The mutual independence of the intrinsic and immune-mediated effects was further evidenced by in vitro ADCC experiments using human peripheral leukocytes as effector cells. The capacity of these cells to kill JIMT-1 and SKBR-3 cells in the presence of trastuzumab by ADCC was the same despite significant differences in the direct drug-sensitivity assays. Moreover, we found that the down-modulation of ErbB2 receptor from the cell surface upon trastuzumab treatment, which has previously been postulated as the central phenomenon for direct growth inhibition, (10, 36) seems to be mechanistically unrelated to the action of trastuzumab in vivo.

The other main finding in our study was that the capacity of the ADCC reaction to inhibit growth of xenograft tumors was clearly dependent on tumor cell load and possibly also the accessibility of tumor cells to effectors. Whereas s.c. inoculated JIMT-1 cells were initially sensitive to trastuzumab, this sensitivity was gradually lost as the tumors grew larger in size. These results contrast those published for intrinsically trastuzumab-sensitive BT-474 xenografts, where trastuzumab treatment is highly effective also in the case of larger established tumors (17, 37).

Theoretically, it is possible that JIMT-1 xenografts had acquired new resistance mechanisms against ADCC during trastuzumab treatment. However, we find this unlikely because the subline JIMT-X+, generated from a trastuzumab-treated JIMT-1 xenograft, did not differ from the parental JIMT-1 cells in the in vitro ADCC assays. JIMT-1 X+ cells were able to form xenografts in SCID mice, and the growth of the xenografts was reduced by trastuzumab administration, suggesting that JIMT-1 X+ cells were initially sensitive to trastuzumab also in vivo, although trastuzumab resistance has developed after 3 weeks (data not shown). Thus, it is more likely that in SCID mice, the capacity for ADCC is gradually exhausted with increasing tumor load. These results are coherent with recent clinical observations indicating a surprisingly high efficacy of adjuvant trastuzumab therapy applied at early stages of the tumor, compared with less striking results achieved in overtly metastatic disease (38–40). If the clinical effects of trastuzumab on submacroscopic disease are mainly derived from ADCC, which, based on the present observations, seems to lose its efficacy as the tumor grows, it is possible that clinical benefits may decrease during extended follow-up.
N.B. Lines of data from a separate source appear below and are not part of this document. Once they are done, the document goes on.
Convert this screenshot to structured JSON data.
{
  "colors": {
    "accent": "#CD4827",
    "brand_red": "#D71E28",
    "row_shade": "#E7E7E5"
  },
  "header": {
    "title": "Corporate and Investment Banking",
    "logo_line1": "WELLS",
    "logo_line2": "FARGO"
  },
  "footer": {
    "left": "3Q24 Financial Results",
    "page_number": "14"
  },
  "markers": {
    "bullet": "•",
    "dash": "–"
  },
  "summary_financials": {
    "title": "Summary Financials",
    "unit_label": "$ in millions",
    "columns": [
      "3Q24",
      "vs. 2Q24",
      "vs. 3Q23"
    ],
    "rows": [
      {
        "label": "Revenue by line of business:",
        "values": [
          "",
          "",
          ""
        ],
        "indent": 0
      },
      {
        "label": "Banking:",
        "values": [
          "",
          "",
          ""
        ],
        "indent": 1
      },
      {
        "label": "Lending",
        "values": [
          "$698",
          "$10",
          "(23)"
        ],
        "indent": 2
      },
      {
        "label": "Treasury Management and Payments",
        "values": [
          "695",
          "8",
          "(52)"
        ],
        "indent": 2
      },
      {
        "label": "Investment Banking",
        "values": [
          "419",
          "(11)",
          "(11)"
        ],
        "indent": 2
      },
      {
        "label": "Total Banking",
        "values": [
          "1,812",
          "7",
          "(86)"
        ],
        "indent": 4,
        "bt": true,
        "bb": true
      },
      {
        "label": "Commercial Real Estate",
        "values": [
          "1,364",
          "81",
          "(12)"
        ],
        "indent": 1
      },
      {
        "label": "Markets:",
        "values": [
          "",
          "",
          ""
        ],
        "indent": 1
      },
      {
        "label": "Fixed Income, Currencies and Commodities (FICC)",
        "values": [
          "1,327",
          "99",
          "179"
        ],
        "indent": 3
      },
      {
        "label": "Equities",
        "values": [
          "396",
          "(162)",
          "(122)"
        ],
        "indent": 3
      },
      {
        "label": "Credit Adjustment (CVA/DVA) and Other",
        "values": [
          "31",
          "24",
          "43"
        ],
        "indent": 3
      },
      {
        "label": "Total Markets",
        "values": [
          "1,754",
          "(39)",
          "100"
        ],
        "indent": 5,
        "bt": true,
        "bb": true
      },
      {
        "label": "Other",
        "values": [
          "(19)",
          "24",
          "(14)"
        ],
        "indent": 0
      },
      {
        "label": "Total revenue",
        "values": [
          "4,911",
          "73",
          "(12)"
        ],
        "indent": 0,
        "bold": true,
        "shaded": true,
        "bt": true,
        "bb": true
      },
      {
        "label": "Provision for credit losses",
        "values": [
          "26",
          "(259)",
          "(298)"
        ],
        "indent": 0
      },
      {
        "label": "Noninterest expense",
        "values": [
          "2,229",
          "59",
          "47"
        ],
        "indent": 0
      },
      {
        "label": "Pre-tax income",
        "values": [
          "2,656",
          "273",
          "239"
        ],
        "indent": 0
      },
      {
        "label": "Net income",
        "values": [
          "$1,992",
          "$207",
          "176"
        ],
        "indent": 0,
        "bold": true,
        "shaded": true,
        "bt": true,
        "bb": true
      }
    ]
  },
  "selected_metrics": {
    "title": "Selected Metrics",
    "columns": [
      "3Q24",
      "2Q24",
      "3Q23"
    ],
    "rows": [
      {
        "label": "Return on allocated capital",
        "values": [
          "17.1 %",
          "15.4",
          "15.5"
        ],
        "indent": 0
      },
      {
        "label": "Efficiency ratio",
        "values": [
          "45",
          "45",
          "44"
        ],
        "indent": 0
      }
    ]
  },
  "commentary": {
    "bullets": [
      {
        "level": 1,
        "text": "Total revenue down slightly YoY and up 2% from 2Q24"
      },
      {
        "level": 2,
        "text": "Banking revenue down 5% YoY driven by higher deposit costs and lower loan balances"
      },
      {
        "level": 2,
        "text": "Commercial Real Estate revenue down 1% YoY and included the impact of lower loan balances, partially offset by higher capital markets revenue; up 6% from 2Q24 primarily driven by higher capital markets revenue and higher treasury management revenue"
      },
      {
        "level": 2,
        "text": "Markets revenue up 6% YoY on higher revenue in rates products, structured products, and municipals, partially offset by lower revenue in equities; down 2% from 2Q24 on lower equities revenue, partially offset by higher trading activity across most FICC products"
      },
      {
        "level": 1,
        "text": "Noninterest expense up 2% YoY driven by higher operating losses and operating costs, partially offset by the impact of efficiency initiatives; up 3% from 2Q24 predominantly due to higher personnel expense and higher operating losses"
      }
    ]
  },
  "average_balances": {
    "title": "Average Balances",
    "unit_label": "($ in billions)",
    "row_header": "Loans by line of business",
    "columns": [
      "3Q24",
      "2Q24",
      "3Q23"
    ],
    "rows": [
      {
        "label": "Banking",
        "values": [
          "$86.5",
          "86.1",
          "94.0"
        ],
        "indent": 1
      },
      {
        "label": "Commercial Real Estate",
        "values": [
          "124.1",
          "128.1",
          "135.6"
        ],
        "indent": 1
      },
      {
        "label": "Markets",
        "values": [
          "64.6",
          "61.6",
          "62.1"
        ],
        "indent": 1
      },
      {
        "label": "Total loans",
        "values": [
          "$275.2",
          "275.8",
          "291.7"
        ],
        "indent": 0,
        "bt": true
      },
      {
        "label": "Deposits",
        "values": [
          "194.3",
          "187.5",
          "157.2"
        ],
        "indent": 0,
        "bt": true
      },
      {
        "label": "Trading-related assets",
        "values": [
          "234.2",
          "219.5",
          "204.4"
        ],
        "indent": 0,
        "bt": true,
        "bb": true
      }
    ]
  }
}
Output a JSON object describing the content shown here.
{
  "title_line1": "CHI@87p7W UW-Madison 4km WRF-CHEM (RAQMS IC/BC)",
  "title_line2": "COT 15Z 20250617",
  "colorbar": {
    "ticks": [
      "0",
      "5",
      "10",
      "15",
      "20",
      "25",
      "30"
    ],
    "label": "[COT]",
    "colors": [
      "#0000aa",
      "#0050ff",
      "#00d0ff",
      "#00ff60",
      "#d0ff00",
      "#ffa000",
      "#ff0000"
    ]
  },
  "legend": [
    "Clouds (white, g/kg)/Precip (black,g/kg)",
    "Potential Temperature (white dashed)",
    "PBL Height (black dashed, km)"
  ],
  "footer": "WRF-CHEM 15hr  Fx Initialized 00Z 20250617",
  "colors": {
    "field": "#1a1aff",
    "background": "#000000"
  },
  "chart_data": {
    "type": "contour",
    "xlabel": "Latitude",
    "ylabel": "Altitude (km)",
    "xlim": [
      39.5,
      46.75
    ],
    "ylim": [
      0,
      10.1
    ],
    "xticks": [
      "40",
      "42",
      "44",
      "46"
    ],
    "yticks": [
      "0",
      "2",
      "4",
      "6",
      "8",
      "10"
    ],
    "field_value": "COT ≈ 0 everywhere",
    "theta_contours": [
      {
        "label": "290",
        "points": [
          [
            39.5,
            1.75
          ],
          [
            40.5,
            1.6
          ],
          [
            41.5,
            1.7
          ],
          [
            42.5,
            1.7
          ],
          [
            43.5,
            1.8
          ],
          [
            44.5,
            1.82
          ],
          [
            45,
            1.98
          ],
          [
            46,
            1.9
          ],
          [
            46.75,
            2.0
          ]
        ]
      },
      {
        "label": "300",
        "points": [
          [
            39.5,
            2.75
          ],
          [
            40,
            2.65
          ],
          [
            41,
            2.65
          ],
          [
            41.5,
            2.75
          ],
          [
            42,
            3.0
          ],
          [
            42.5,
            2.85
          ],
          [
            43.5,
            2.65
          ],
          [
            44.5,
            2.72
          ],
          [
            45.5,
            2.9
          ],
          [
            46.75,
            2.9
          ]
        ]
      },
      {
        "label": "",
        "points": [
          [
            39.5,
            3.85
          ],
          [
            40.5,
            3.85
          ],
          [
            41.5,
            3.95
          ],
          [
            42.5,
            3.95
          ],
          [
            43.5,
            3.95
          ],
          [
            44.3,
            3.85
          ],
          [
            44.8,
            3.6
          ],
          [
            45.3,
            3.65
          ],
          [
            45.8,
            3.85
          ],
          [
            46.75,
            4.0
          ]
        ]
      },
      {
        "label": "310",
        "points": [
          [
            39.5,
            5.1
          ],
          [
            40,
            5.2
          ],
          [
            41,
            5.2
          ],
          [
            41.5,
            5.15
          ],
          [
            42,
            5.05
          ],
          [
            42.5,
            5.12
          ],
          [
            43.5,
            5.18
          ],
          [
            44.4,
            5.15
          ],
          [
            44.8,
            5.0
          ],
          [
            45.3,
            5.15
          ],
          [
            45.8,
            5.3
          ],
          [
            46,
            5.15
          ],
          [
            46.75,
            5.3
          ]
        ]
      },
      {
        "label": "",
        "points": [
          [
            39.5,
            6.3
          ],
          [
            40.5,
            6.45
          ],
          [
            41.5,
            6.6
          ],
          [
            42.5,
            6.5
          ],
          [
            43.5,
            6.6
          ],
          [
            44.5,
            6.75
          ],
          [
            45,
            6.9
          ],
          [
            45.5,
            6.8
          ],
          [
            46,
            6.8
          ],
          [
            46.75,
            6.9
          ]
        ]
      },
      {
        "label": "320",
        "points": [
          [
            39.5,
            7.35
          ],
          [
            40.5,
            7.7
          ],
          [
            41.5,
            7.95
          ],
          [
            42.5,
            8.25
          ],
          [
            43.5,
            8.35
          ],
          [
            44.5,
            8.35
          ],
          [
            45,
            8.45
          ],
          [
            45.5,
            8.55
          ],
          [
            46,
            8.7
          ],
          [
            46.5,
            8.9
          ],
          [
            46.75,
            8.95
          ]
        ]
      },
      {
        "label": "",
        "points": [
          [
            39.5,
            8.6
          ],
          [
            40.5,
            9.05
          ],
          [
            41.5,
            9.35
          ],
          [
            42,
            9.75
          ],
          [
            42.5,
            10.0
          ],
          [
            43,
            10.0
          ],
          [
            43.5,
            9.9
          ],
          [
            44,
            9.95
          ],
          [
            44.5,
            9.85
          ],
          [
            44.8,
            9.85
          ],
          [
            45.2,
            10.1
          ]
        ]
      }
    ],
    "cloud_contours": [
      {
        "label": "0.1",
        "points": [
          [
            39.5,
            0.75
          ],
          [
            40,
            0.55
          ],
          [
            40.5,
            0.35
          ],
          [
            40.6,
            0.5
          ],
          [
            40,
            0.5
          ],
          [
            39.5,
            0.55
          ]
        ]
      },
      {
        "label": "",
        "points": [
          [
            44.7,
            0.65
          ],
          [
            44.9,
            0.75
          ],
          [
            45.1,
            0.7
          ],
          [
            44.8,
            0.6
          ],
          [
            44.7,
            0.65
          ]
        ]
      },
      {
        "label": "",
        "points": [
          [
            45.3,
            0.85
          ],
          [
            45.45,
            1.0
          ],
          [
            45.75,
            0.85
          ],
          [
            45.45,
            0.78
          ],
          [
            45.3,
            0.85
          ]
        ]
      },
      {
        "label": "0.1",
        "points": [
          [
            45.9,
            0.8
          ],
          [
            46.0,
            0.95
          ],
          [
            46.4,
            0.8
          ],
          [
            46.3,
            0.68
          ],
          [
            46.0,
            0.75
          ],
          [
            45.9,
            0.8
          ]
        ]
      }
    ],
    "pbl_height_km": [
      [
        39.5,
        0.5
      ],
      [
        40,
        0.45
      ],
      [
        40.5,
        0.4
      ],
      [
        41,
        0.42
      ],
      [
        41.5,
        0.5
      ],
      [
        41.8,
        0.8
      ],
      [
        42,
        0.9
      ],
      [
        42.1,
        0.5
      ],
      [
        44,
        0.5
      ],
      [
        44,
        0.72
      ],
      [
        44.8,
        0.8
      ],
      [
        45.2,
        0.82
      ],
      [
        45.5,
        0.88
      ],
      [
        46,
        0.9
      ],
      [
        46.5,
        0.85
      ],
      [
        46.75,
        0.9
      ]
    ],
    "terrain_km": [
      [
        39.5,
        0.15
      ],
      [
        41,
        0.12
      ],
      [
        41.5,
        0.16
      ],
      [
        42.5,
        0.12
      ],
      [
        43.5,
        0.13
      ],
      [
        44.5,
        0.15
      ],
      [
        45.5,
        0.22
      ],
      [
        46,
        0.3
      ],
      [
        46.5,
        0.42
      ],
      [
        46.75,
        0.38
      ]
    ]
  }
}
Finally, our results may have important implications in the search for putative trastuzumab resistance mechanisms. Many groups, including ours, have characterized breast cancer cell lines and clinical tumor specimens for intrinsic cellular features such as ErbB2 protein turnover, autocrine production of EGF-related ligands (19), activation of the IGF-I receptor pathway (20), loss of PTEN function (23), steric hindrance of ErbB2 on the cell surface (22, 41). Although these intrinsic mechanisms may partly underlie nonresponsiveness to trastuzumab, our results clearly stress the importance of immune-mediated mechanisms, the capacity of which may vary depending on tumor volume, either as a function of gross cell numbers, or of accessibility of tumor cells by effector cells. In the clinical setting, the importance of immune mechanisms has been highlighted by Gennari et al. (42), who have showed that the only statistically significant difference between trastuzumab-responding and nonresponding patients was in the ADCC activity of peripheral blood leukocytes. Unfortunately, currently available ADCC assays are technically too complicated for routine clinical diagnostics. Thus, the development of simpler ADCC assays or new surrogate markers (such as FcγRIIIa gene polymorphisms; ref. 43) may be of significant help in optimal patient selection for trastuzumab therapy. In the future, new approaches such as anti-ErbB2 antibodies engineered for higher affinity Fc receptor binding may also lead to improved therapeutic efficacy of ErbB2-positive breast cancers (44).

We acknowledge the excellent technical assistance of Ferenc Bostyán and Géza Mók in performing animal studies.